Vietnam trade turnover set to exceed $732 bln this year

Vietnam’s trade turnover could grow 10% year-on-year to a new record of over $732 billion this year, the Ministry of Industry and Trade said.

Vietnam’s trade turnover could grow 10% year-on-year to a new record of over $732 billion this year, the Ministry of Industry and Trade said.

The country is expected to post a trade surplus of $11 billion after earning an export revenue of $371.5 billion, up 10.5% year-on-year; and spending $360.5 billion on imports.

This would mark a seventh annual trade surplus in a row for the Southeast Asian nation. This should help the country balance its books, boost foreign reserves, and stabilize the exchange rate, the ministry added.

Tan Cang Hai Phong International Containter Terminal in Hai Phong city, northern Vietnam. Photo courtesy of Customs newspaper.

In the period, the country is likely to record 39 export items with turnover of over $1 billion each, up compared with 35 items last year, including nine forecast to top $10 billion in export turnover.

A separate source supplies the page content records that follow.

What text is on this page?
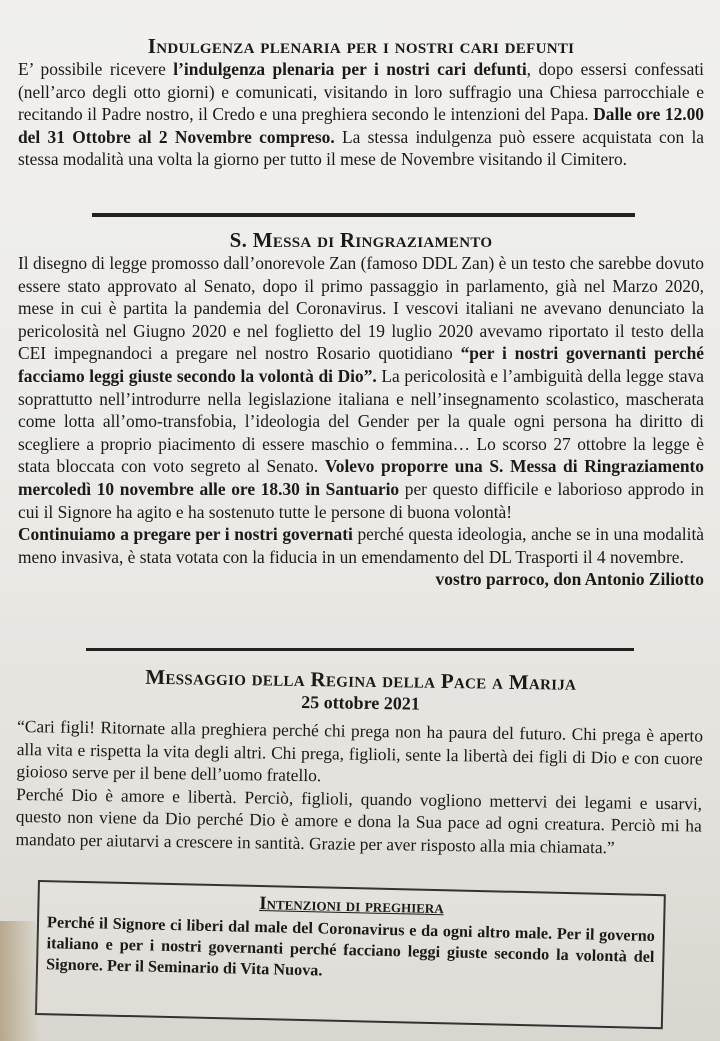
Indulgenza plenaria per i nostri cari defunti
E’ possibile ricevere l’indulgenza plenaria per i nostri cari defunti, dopo essersi confessati (nell’arco degli otto giorni) e comunicati, visitando in loro suffragio una Chiesa parrocchiale e recitando il Padre nostro, il Credo e una preghiera secondo le intenzioni del Papa. Dalle ore 12.00 del 31 Ottobre al 2 Novembre compreso. La stessa indulgenza può essere acquistata con la stessa modalità una volta la giorno per tutto il mese de Novembre visitando il Cimitero.
S. Messa di Ringraziamento
Il disegno di legge promosso dall’onorevole Zan (famoso DDL Zan) è un testo che sarebbe dovuto essere stato approvato al Senato, dopo il primo passaggio in parlamento, già nel Marzo 2020, mese in cui è partita la pandemia del Coronavirus. I vescovi italiani ne avevano denunciato la pericolosità nel Giugno 2020 e nel foglietto del 19 luglio 2020 avevamo riportato il testo della CEI impegnandoci a pregare nel nostro Rosario quotidiano “per i nostri governanti perché facciamo leggi giuste secondo la volontà di Dio”. La pericolosità e l’ambiguità della legge stava soprattutto nell’introdurre nella legislazione italiana e nell’insegnamento scolastico, mascherata come lotta all’omo-transfobia, l’ideologia del Gender per la quale ogni persona ha diritto di scegliere a proprio piacimento di essere maschio o femmina… Lo scorso 27 ottobre la legge è stata bloccata con voto segreto al Senato. Volevo proporre una S. Messa di Ringraziamento mercoledì 10 novembre alle ore 18.30 in Santuario per questo difficile e laborioso approdo in cui il Signore ha agito e ha sostenuto tutte le persone di buona volontà!
Continuiamo a pregare per i nostri governati perché questa ideologia, anche se in una modalità meno invasiva, è stata votata con la fiducia in un emendamento del DL Trasporti il 4 novembre.
vostro parroco, don Antonio Ziliotto
Messaggio della Regina della Pace a Marija
25 ottobre 2021
“Cari figli! Ritornate alla preghiera perché chi prega non ha paura del futuro. Chi prega è aperto alla vita e rispetta la vita degli altri. Chi prega, figlioli, sente la libertà dei figli di Dio e con cuore gioioso serve per il bene dell’uomo fratello.
Perché Dio è amore e libertà. Perciò, figlioli, quando vogliono mettervi dei legami e usarvi, questo non viene da Dio perché Dio è amore e dona la Sua pace ad ogni creatura. Perciò mi ha mandato per aiutarvi a crescere in santità. Grazie per aver risposto alla mia chiamata.”
Intenzioni di preghiera
Perché il Signore ci liberi dal male del Coronavirus e da ogni altro male. Per il governo italiano e per i nostri governanti perché facciano leggi giuste secondo la volontà del Signore. Per il Seminario di Vita Nuova.
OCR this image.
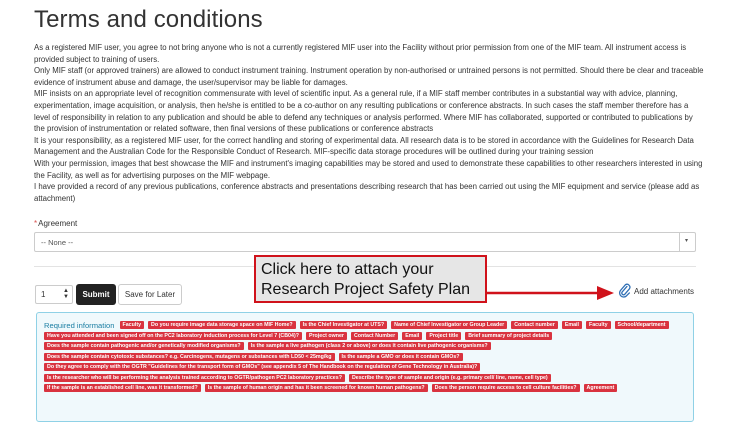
Terms and conditions

As a registered MIF user, you agree to not bring anyone who is not a currently registered MIF user into the Facility without prior permission from one of the MIF team. All instrument access is provided subject to training of users.

Only MIF staff (or approved trainers) are allowed to conduct instrument training. Instrument operation by non-authorised or untrained persons is not permitted. Should there be clear and traceable evidence of instrument abuse and damage, the user/supervisor may be liable for damages.

MIF insists on an appropriate level of recognition commensurate with level of scientific input. As a general rule, if a MIF staff member contributes in a substantial way with advice, planning, experimentation, image acquisition, or analysis, then he/she is entitled to be a co-author on any resulting publications or conference abstracts. In such cases the staff member therefore has a level of responsibility in relation to any publication and should be able to defend any techniques or analysis performed. Where MIF has collaborated, supported or contributed to publications by the provision of instrumentation or related software, then final versions of these publications or conference abstracts

It is your responsibility, as a registered MIF user, for the correct handling and storing of experimental data. All research data is to be stored in accordance with the Guidelines for Research Data Management and the Australian Code for the Responsible Conduct of Research. MIF-specific data storage procedures will be outlined during your training session

With your permission, images that best showcase the MIF and instrument's imaging capabilities may be stored and used to demonstrate these capabilities to other researchers interested in using the Facility, as well as for advertising purposes on the MIF webpage.

I have provided a record of any previous publications, conference abstracts and presentations describing research that has been carried out using the MIF equipment and service (please add as attachment)

*Agreement
-- None --	▾
1	▲
▼	Submit	Save for Later
Click here to attach your
Research Project Safety Plan	Add attachments
Required information Faculty Do you require image data storage space on MIF Home? Is the Chief Investigator at UTS? Name of Chief Investigator or Group Leader Contact number Email Faculty School/department Have you attended and been signed off on the PC2 laboratory induction process for Level 7 (CB04)? Project owner Contact Number Email Project title Brief summary of project details Does the sample contain pathogenic and/or genetically modified organisms? Is the sample a live pathogen (class 2 or above) or does it contain live pathogenic organisms? Does the sample contain cytotoxic substances? e.g. Carcinogens, mutagens or substances with LD50 < 25mg/kg Is the sample a GMO or does it contain GMOs? Do they agree to comply with the OGTR "Guidelines for the transport form of GMOs" (see appendix 5 of The Handbook on the regulation of Gene Technology in Australia)? Is the researcher who will be performing the analysis trained according to OGTR/pathogen PC2 laboratory practices? Describe the type of sample and origin (e.g. primary cell/ line, name, cell type) If the sample is an established cell line, was it transformed? Is the sample of human origin and has it been screened for known human pathogens? Does the person require access to cell culture facilities? Agreement
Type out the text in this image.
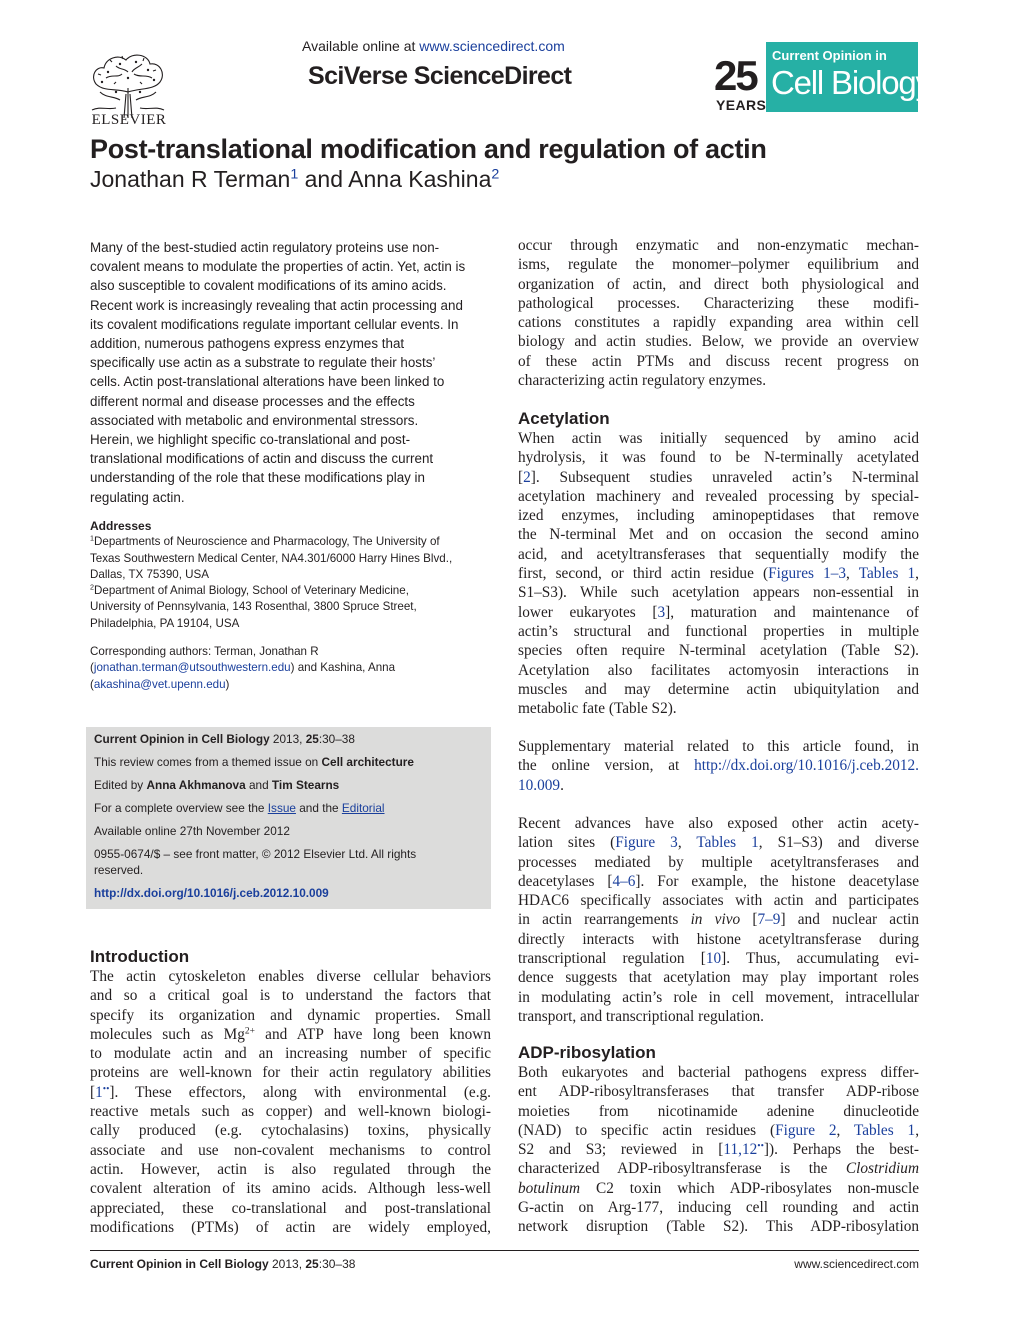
ELSEVIER
Available online at www.sciencedirect.com
SciVerse ScienceDirect	25
YEARS
Current Opinion in
Cell Biology
Post-translational modification and regulation of actin
Jonathan R Terman$^1$ and Anna Kashina$^2$
Many of the best-studied actin regulatory proteins use non-
covalent means to modulate the properties of actin. Yet, actin is
also susceptible to covalent modifications of its amino acids.
Recent work is increasingly revealing that actin processing and
its covalent modifications regulate important cellular events. In
addition, numerous pathogens express enzymes that
specifically use actin as a substrate to regulate their hosts’
cells. Actin post-translational alterations have been linked to
different normal and disease processes and the effects
associated with metabolic and environmental stressors.
Herein, we highlight specific co-translational and post-
translational modifications of actin and discuss the current
understanding of the role that these modifications play in
regulating actin.
Addresses
$^1$Departments of Neuroscience and Pharmacology, The University of
Texas Southwestern Medical Center, NA4.301/6000 Harry Hines Blvd.,
Dallas, TX 75390, USA
$^2$Department of Animal Biology, School of Veterinary Medicine,
University of Pennsylvania, 143 Rosenthal, 3800 Spruce Street,
Philadelphia, PA 19104, USA
Corresponding authors: Terman, Jonathan R
(jonathan.terman@utsouthwestern.edu) and Kashina, Anna
(akashina@vet.upenn.edu)
Current Opinion in Cell Biology 2013, 25:30–38
This review comes from a themed issue on Cell architecture
Edited by Anna Akhmanova and Tim Stearns
For a complete overview see the Issue and the Editorial
Available online 27th November 2012
0955-0674/$ – see front matter, © 2012 Elsevier Ltd. All rights
reserved.
http://dx.doi.org/10.1016/j.ceb.2012.10.009
Introduction
The actin cytoskeleton enables diverse cellular behaviors
and so a critical goal is to understand the factors that
specify its organization and dynamic properties. Small
molecules such as $Mg^{2+}$ and ATP have long been known
to modulate actin and an increasing number of specific
proteins are well-known for their actin regulatory abilities
[1••]. These effectors, along with environmental (e.g.
reactive metals such as copper) and well-known biologi-
cally produced (e.g. cytochalasins) toxins, physically
associate and use non-covalent mechanisms to control
actin. However, actin is also regulated through the
covalent alteration of its amino acids. Although less-well
appreciated, these co-translational and post-translational
modifications (PTMs) of actin are widely employed,
occur through enzymatic and non-enzymatic mechan-
isms, regulate the monomer–polymer equilibrium and
organization of actin, and direct both physiological and
pathological processes. Characterizing these modifi-
cations constitutes a rapidly expanding area within cell
biology and actin studies. Below, we provide an overview
of these actin PTMs and discuss recent progress on
characterizing actin regulatory enzymes.
Acetylation
When actin was initially sequenced by amino acid
hydrolysis, it was found to be N-terminally acetylated
[2]. Subsequent studies unraveled actin’s N-terminal
acetylation machinery and revealed processing by special-
ized enzymes, including aminopeptidases that remove
the N-terminal Met and on occasion the second amino
acid, and acetyltransferases that sequentially modify the
first, second, or third actin residue (Figures 1–3, Tables 1,
S1–S3). While such acetylation appears non-essential in
lower eukaryotes [3], maturation and maintenance of
actin’s structural and functional properties in multiple
species often require N-terminal acetylation (Table S2).
Acetylation also facilitates actomyosin interactions in
muscles and may determine actin ubiquitylation and
metabolic fate (Table S2).
Supplementary material related to this article found, in
the online version, at http://dx.doi.org/10.1016/j.ceb.2012.
10.009.
Recent advances have also exposed other actin acety-
lation sites (Figure 3, Tables 1, S1–S3) and diverse
processes mediated by multiple acetyltransferases and
deacetylases [4–6]. For example, the histone deacetylase
HDAC6 specifically associates with actin and participates
in actin rearrangements in vivo [7–9] and nuclear actin
directly interacts with histone acetyltransferase during
transcriptional regulation [10]. Thus, accumulating evi-
dence suggests that acetylation may play important roles
in modulating actin’s role in cell movement, intracellular
transport, and transcriptional regulation.
ADP-ribosylation
Both eukaryotes and bacterial pathogens express differ-
ent ADP-ribosyltransferases that transfer ADP-ribose
moieties from nicotinamide adenine dinucleotide
(NAD) to specific actin residues (Figure 2, Tables 1,
S2 and S3; reviewed in [11,12••]). Perhaps the best-
characterized ADP-ribosyltransferase is the Clostridium
botulinum C2 toxin which ADP-ribosylates non-muscle
G-actin on Arg-177, inducing cell rounding and actin
network disruption (Table S2). This ADP-ribosylation
Current Opinion in Cell Biology 2013, 25:30–38	www.sciencedirect.com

The ministry said that processed and manufactured goods accounted for 86% of the export value as the country delves deeper into the global supply chain and becomes less dependent on exporting raw goods.

The ministry attributed the achievement to the country’s implementation of free trade agreements (FTAs), exploitation of new markets, utilization of e-commerce platforms, and the high pace of customs procedures at Vietnam-China border gates amid the Covid-19 pandemic.

However, the ministry pointed out the slowdown in export growth in the last quarter of this year, due to problems with trade partners amid the global economic downturn and high input material prices.

It also noted the country’s dependence on foreign-invested enterprises' exports, which could account for 74% of the total this year.

For 2023, the country is targeting trade turnover growth of 6% year-on-year, said Deputy Minister of Industry and Trade Tran Quoc Khanh at a recent conference. Other targets are to maintain the trade surplus and growth of 8-9% in retail and service revenues.

At the event, Deputy Minister of Foreign Affairs Nguyen Minh Vu listed challenges for next year, including high inflation and the global economic recession risks leading to decreased demand and consumption.